Introduction: Ramadan is an opportunity to renew healthy habits
With the arrival of the holy month of Ramadan, the daily routines of Muslim families change, making it an ideal opportunity to instill new healthy habits and reorganize children's daily lives. In this context, family and educational consultant Alia Abdul Rashid emphasized that investing in regulating children's sleep and nutrition during this blessed month is key to ensuring their physical and mental well-being, and maintaining their energy and vitality, especially as fasting coincides with school and work commitments.
The challenges of Ramadan routines and their impact on children
The month of Ramadan is characterized by its unique spiritual and social atmosphere, which can extend into the late hours of the night, followed by an early awakening for the pre-dawn meal (suhoor). This change in sleep patterns and meal times can directly affect children's biological clocks, potentially leading to fatigue, difficulty concentrating at school, and mood swings. Therefore, it becomes essential for parents to consciously manage this change to ensure their children get the rest and energy they need throughout the day.
The golden triangle for children's health during Ramadan: sleep, nutrition, and activity
Consultant Alia explained that achieving balance is based on three main pillars:
1. Regulating sleep: the foundation of energy and focus
Sleep is not a luxury; it is vital for children's growth and their mental and physical development. Abdel Rashid emphasized the importance of ensuring children get enough sleep and avoiding excessive late nights. Getting good sleep helps improve memory, enhances learning abilities, and supports the immune system. This can be achieved by establishing a clear sleep schedule and adhering to it as much as possible.
2. Food Management: Fuel for the Body and Mind
Nutrition plays a pivotal role in determining a child's activity level during fasting hours. The consultant recommended making smart adjustments to meal management, through:
- A balanced breakfast: starting with dates and water to replenish sugars and fluids, followed by a complete main meal after Maghrib prayer.
- A light and healthy suhoor meal: She warned that heavy, rich suhoor meals lead to lethargy and difficulty waking up, negatively impacting students' performance at school. She advised that suhoor should be light and easily digestible, rich in elements that provide a feeling of fullness and energy for a long time, such as yogurt, oats, eggs, fruits, and whole-wheat bread, along with drinking enough water.
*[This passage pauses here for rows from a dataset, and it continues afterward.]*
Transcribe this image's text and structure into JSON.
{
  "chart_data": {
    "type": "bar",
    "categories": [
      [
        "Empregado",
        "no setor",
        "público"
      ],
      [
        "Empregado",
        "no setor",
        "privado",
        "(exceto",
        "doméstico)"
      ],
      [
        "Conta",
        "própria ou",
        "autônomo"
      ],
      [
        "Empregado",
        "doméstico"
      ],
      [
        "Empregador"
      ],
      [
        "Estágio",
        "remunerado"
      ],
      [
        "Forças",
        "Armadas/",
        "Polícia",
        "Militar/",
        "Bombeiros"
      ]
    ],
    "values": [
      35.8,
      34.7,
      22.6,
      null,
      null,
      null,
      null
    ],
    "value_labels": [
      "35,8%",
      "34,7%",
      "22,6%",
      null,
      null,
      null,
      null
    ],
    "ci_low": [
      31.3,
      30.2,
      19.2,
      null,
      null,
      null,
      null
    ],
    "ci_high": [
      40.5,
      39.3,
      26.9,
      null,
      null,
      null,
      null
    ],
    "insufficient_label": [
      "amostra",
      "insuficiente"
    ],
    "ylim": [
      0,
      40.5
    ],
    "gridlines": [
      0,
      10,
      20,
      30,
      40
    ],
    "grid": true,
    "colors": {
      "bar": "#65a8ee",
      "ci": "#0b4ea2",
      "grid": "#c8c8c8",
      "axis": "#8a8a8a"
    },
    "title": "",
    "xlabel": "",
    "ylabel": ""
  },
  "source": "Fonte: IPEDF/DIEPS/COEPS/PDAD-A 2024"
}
3. The importance of moderate physical activity
Contrary to popular belief, fasting doesn't mean complete inactivity. Abdel Rashid emphasized the importance of moderate physical activity, explaining that the best time is about an hour before sunset. At this time, the body is at its peak in calorie burning and cell regeneration, especially with the stomach empty, making exercise more effective. Even simple movements and light walking contribute to stimulating blood circulation and preparing the body for the iftar meal, promoting a feeling of lightness and energy afterward.
Summary: Towards a healthy and productive Ramadan
The advisor concluded her remarks by emphasizing that consciously regulating sleep, nutrition, and physical activity during Ramadan not only ensures the physical and mental health of children during the month, but also contributes to building a balanced and sustainable lifestyle whose positive impact can continue long after the end of the holy month.